Whatever his personal response to victory, Marshall could bask in the accolades that now rained down on him. Ike responded to his chief’s praise with his own tribute. Marshall had an “unparalleled place in the respect and affections of all military and political leaders with whom I have been associated, as well as with the mass of American fighting men,” he wrote. “Our army and our people have never been so deeply indebted to any other soldier.”109 On May 8—the official American “VE-Day”—Secretary Stimson called Marshall to his office, where he had gathered the leading members of the Army General Staff. Positioning Marshall in the middle of the group, he acknowledged his own and the country’s “great debt” to the general. He had personally “never seen a task of such magnitude performed by man” as Marshall had accomplished, he said. Looking directly at his friend and cherished wartime accomplice, he declared: “I have seen a great many soldiers in my lifetime, and you, sir, are the finest soldier I have ever known.”110 Churchill, who had already called Marshall “the true ‘organizer of victory,’” also lavished praise on the American chief of staff. Ignoring their many disagreements in the flush of victory, the PM composed an encomium carefully matched to Marshall’s role in the war. “It has not fallen to your lot to command great armies,” but “to create them, organize them, and inspire them,” he wrote. Under Marshall’s “guiding hand the mighty and valiant formations which have swept across France and Germany were brought into being and perfected in an amazing time.” The prime minister concluded with a glowing personal tribute: “There has grown in my breast through all these years of mental exertion a respect and admiration for your character and massive strength which has been a real comfort to your fellow-toilers, of whom I hope it will always be recorded that I was one.”111

Marshall undoubtedly enjoyed these tributes—and the many others bestowed by friends and colleagues—but he was painfully aware that the job was only half done. Back in September, with German defeat looming, he anticipated the reluctance of American fighting men, especially weary veterans of Europe and North Africa, to accept the additional sacrifices and risks needed to defeat Japan. As before, he turned to Hollywood’s Frank Capra for help. Capra produced a short documentary film, Two Down and One to Go, that explained to the troops why the Pacific enemy must now be vanquished. Sent under seal to hundreds of military posts, it was not to be played until the end of fighting in Europe.

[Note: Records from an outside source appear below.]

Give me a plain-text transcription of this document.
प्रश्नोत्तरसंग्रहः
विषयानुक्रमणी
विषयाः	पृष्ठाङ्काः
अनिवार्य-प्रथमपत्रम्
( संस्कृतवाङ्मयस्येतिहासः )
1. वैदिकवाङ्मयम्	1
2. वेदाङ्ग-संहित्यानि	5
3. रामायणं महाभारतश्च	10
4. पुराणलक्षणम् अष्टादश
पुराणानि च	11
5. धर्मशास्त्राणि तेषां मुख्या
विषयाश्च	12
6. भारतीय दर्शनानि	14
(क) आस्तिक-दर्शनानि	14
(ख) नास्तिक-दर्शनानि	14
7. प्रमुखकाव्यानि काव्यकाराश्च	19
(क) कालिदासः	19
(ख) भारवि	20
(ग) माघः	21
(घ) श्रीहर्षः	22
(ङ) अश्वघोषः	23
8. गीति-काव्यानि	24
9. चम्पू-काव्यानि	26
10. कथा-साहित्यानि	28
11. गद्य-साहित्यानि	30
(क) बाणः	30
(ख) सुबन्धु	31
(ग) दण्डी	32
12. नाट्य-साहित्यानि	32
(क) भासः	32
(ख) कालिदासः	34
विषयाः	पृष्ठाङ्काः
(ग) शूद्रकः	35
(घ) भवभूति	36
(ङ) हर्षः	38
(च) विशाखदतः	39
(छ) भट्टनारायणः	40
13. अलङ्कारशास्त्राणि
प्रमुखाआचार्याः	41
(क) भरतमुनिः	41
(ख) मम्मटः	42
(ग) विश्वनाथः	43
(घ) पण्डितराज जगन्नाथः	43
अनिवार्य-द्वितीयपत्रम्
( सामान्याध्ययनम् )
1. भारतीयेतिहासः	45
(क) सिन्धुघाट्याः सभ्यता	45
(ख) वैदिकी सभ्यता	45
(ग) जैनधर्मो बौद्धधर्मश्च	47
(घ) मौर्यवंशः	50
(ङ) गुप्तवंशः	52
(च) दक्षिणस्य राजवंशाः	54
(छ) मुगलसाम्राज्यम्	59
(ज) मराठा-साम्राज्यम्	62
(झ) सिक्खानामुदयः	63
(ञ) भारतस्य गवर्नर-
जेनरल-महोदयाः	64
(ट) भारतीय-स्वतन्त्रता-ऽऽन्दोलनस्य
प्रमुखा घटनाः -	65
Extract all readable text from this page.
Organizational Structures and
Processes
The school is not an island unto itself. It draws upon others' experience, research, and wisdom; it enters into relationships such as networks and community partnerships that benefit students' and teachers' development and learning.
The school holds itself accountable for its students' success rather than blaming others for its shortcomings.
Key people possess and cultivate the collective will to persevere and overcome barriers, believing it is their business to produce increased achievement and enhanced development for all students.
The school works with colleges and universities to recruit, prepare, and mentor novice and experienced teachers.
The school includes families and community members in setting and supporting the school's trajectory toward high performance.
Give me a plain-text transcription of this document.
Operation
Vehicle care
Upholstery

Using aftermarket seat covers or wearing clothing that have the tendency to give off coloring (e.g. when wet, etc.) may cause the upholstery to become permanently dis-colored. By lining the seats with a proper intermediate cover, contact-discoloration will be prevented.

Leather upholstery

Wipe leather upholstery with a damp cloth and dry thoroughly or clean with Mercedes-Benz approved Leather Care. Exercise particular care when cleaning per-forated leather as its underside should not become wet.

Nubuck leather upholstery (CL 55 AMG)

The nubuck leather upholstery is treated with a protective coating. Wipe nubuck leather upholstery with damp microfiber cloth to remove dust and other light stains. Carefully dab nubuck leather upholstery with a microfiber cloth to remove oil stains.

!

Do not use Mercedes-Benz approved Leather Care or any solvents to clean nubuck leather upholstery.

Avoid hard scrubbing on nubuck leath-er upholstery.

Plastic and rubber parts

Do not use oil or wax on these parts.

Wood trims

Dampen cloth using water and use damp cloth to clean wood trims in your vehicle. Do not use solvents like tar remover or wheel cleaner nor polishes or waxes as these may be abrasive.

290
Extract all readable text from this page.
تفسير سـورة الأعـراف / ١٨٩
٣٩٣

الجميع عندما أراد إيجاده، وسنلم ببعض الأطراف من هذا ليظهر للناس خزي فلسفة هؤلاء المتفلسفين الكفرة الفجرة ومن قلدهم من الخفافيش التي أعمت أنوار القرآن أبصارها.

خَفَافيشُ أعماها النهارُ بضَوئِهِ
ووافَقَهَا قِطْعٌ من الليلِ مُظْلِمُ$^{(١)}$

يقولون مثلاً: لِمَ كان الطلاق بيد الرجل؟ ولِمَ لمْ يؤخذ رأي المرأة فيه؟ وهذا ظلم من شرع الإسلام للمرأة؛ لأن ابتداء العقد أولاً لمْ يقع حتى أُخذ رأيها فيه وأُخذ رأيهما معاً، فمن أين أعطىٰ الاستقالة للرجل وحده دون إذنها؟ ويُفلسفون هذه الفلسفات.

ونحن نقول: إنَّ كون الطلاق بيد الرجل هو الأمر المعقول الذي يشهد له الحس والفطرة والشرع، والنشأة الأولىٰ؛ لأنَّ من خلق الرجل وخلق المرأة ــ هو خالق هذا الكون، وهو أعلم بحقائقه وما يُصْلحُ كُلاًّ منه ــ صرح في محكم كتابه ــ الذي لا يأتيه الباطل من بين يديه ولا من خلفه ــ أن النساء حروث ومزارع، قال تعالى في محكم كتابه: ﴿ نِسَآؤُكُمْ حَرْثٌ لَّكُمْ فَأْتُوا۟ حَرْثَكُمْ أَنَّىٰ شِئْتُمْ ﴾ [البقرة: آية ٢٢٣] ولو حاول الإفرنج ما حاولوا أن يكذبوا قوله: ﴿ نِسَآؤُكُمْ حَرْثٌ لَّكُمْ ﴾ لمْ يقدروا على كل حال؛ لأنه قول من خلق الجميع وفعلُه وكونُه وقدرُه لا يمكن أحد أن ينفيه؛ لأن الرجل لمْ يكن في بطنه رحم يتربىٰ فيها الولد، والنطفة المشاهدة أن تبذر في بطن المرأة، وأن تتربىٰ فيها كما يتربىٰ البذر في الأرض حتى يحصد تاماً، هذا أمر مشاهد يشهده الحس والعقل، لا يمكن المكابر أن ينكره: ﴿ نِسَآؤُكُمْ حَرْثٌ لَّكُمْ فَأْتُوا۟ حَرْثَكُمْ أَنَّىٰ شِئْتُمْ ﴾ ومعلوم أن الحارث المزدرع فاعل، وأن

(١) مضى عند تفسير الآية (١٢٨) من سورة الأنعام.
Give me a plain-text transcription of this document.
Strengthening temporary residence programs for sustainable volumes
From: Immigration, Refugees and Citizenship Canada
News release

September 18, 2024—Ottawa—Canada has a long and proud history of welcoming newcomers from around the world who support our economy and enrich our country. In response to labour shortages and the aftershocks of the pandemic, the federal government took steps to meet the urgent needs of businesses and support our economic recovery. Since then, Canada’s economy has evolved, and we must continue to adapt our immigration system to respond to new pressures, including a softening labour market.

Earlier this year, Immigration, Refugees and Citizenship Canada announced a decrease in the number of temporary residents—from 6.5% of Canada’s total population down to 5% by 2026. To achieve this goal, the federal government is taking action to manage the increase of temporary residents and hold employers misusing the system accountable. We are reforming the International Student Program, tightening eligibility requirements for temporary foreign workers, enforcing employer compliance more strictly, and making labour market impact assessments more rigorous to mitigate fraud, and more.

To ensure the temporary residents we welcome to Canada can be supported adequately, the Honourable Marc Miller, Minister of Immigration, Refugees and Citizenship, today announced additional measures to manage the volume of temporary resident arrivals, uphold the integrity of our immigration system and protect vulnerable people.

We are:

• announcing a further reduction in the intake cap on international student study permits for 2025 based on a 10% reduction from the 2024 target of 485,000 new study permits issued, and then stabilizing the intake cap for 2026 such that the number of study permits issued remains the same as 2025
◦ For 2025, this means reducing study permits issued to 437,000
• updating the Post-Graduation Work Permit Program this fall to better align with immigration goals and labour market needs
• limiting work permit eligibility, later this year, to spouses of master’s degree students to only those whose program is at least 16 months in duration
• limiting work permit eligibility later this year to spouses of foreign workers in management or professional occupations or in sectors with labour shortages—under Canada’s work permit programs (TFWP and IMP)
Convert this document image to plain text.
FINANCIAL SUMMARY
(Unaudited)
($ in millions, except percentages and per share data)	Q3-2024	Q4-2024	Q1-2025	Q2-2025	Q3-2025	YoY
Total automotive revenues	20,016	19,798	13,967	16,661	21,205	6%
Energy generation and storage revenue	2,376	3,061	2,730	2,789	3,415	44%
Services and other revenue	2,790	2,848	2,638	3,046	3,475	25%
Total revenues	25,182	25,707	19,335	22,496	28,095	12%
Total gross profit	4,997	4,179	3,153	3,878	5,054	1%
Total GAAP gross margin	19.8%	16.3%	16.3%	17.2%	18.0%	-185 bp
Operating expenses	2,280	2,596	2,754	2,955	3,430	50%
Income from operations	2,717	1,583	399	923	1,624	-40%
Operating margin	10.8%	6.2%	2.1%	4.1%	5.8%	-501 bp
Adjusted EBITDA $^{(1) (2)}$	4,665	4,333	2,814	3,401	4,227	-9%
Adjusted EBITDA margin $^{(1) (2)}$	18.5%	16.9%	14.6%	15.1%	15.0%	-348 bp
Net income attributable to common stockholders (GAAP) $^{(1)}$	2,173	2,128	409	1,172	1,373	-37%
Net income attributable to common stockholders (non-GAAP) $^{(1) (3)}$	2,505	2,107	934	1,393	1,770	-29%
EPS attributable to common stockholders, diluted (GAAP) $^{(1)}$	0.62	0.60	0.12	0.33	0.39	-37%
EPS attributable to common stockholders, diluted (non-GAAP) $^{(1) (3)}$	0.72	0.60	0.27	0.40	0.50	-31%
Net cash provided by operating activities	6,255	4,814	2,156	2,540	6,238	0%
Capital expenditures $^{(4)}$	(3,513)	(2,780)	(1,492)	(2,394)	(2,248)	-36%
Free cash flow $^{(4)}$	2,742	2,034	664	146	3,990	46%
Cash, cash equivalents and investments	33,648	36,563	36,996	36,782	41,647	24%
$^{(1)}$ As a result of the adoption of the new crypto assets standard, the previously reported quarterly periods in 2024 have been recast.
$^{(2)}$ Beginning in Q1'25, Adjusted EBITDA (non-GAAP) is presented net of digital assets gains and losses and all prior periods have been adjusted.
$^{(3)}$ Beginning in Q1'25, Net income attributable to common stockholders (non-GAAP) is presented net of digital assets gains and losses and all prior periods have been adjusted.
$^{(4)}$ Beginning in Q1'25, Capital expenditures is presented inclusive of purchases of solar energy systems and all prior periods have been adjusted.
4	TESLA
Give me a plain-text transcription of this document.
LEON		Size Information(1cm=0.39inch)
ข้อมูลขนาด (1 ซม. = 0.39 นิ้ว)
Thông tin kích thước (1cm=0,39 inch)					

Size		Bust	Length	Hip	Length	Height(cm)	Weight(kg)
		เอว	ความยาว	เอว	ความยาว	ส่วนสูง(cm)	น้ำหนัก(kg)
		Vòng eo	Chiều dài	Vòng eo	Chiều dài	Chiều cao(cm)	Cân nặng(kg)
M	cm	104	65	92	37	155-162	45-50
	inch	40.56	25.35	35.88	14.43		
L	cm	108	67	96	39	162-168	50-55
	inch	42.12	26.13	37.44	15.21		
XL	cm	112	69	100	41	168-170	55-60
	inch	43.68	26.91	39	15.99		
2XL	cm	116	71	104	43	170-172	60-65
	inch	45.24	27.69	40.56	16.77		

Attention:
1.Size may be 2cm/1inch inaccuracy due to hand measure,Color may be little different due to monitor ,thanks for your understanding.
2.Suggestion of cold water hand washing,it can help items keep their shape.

The finally unveiled thirty-minute film shows Marshall at his desk, in full uniform, with Pershing’s portrait on the wall behind him. In a calm and even voice, between clips of heroic Allied wartime military and naval actions, the chief of staff reads his text. Europe had been first, he declares, because the Pacific enemy had not been accessible and, after Pearl Harbor, the United States had initially lacked the naval resources to challenge it. But the war, east and west, was one war, and now that Germany was defeated, “we will not have won this war until Japan has been totally crushed.”112 On VE-Day Marshall delivered the same message to the wider American public by radio: “Let us celebrate the victory and say our prayers of thanksgiving and then turn with all the power and stern resolution of America to destroy forever and in the shortest possible time every vestige of military power in the Japanese nation.”113

In the short Capra film Marshall appears animated and robust. But like many other Allied war leaders he was now tired. His wartime labors had exacted an appreciable personal toll. As he would write to Secretary Stimson several years later: “In all my Washington posts since 1938 I never seem to have [had] a day of restful existence.” He expressed a similar view to Ike: “This is not an easy world to live in for people like you and myself.”114 Besides his fatigue, over the years his health had suffered. Though six feet tall, lean, and still vigorous-looking, Marshall had endured several chronic illnesses, including a heart murmur and an inflamed kidney. He had spent time at Walter Reed Hospital. He was now sixty-five and looking forward to retirement. But the Pacific conflict now awaited him. Personal ease, like final world peace, would have to be postponed.